JMIR Publications

ABSTRACT

Background:

Clinical trials are an important step in introducing new interventions into clinical practice by generating data on their safety and efficacy. Clinical trials need to ensure that participants are similar to be able to attribute any findings to the interventions studied and not some other factors. Therefore, each clinical trial defines eligibility criteria, which describe characteristics that must be shared by the participants. Unfortunately, the complexities of eligibility criteria may not allow them to be translated directly into readily executable database queries. Instead, they may require careful analysis of the narrative sections of medical records. Manual screening of medical records is time consuming, thus negatively affecting the timeliness of the recruitment process.

Objective:

The Track 1 of the 2018 National NLP Clinical Challenge (n2c2) focused on the task of cohort selection for clinical trials with the aim of answering the following question: "Can natural language processing be applied to narrative medical records to identify patients who meet eligibility criteria for clinical trials?" The task required the participating systems to analyze longitudinal patient records to determine if the corresponding patients met the given eligibility criteria. This article describes a system developed to address this task.

Methods:

Our system consists of 13 classifiers, one for each eligibility criterion.

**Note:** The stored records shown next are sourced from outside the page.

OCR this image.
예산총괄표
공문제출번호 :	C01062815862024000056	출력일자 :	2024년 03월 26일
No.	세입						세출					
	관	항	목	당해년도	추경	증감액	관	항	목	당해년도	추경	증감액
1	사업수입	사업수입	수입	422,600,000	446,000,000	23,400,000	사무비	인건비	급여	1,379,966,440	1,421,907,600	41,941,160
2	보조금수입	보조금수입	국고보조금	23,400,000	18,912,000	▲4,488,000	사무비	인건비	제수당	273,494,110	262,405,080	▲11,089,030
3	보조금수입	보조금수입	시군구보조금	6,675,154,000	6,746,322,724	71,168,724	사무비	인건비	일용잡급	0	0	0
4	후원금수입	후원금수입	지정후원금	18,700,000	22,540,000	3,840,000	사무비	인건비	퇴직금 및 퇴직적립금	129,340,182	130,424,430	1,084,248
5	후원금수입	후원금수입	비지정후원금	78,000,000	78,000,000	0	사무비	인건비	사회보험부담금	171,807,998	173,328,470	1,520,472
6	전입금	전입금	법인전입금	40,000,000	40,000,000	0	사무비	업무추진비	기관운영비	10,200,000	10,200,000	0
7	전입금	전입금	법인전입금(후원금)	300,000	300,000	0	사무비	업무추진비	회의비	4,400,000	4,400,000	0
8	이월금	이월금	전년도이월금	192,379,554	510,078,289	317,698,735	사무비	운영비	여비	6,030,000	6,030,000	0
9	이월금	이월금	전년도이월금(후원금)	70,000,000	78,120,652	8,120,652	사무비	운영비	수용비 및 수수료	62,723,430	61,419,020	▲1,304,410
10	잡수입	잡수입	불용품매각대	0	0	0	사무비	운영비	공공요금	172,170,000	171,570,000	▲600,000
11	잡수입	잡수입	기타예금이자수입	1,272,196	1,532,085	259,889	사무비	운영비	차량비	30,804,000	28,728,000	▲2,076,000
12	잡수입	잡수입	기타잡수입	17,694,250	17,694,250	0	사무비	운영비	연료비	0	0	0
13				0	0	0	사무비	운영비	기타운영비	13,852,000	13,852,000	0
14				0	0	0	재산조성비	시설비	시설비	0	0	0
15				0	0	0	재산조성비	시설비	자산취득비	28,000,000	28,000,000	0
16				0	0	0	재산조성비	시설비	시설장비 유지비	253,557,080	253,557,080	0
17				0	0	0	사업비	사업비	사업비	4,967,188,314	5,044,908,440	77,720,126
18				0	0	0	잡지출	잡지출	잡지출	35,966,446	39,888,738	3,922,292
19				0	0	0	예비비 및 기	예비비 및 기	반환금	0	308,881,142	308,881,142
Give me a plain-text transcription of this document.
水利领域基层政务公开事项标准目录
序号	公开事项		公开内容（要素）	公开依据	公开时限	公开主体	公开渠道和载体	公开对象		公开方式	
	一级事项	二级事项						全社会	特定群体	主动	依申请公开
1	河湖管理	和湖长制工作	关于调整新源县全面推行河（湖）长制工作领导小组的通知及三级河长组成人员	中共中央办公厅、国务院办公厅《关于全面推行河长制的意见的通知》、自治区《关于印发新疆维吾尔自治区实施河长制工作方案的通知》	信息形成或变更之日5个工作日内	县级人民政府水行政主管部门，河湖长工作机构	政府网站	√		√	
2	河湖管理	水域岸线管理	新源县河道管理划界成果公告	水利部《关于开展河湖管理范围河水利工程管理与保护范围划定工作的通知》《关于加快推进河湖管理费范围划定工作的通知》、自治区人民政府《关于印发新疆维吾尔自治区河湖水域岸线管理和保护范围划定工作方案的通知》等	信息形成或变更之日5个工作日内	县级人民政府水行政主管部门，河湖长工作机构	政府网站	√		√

All classifiers use a bag-of-words document representation model. To prevent the loss of relevant contextual information associated with such representation, a pattern matching approach is used to extract context-sensitive features. They are embedded back into the text as lexically distinguishable tokens, which will consequently be featured in the bag-of-words representation. Supervised machine learning was chosen wherever a sufficient number of both positive and negative instances were available to learn from. A rule–based approach focusing on a small set of relevant features was chosen for the remaining criteria.

Results:

The system was evaluated using micro-averaged F–measure. Four machine algorithms, including support vector machine, logistic regression, naïve Bayesian classifier and gradient tree boosting, were evaluated on the training data using 10–fold cross-validation. Overall, gradient tree boosting demonstrated the most consistent performance. Its performance peaked when oversampling was used to balance the training data. Final evaluation was performed on previously unseen test data. On average, the F-measure of 89.04% was comparable to three of the top ranked performances in the shared task (91.11%, 90.28% and 90.21%). With F-measure of 88.14%, we significantly outperformed these systems (81.03%, 78.50% and 70.81%) in identifying patients with advanced coronary artery disease.

Conclusions:

The holdout evaluation provides evidence that our system was able to identify eligible patients for the given clinical trial with high accuracy. Our approach demonstrates how rule-based knowledge infusion can improve the performance of machine learning algorithms even when trained on a relatively small dataset.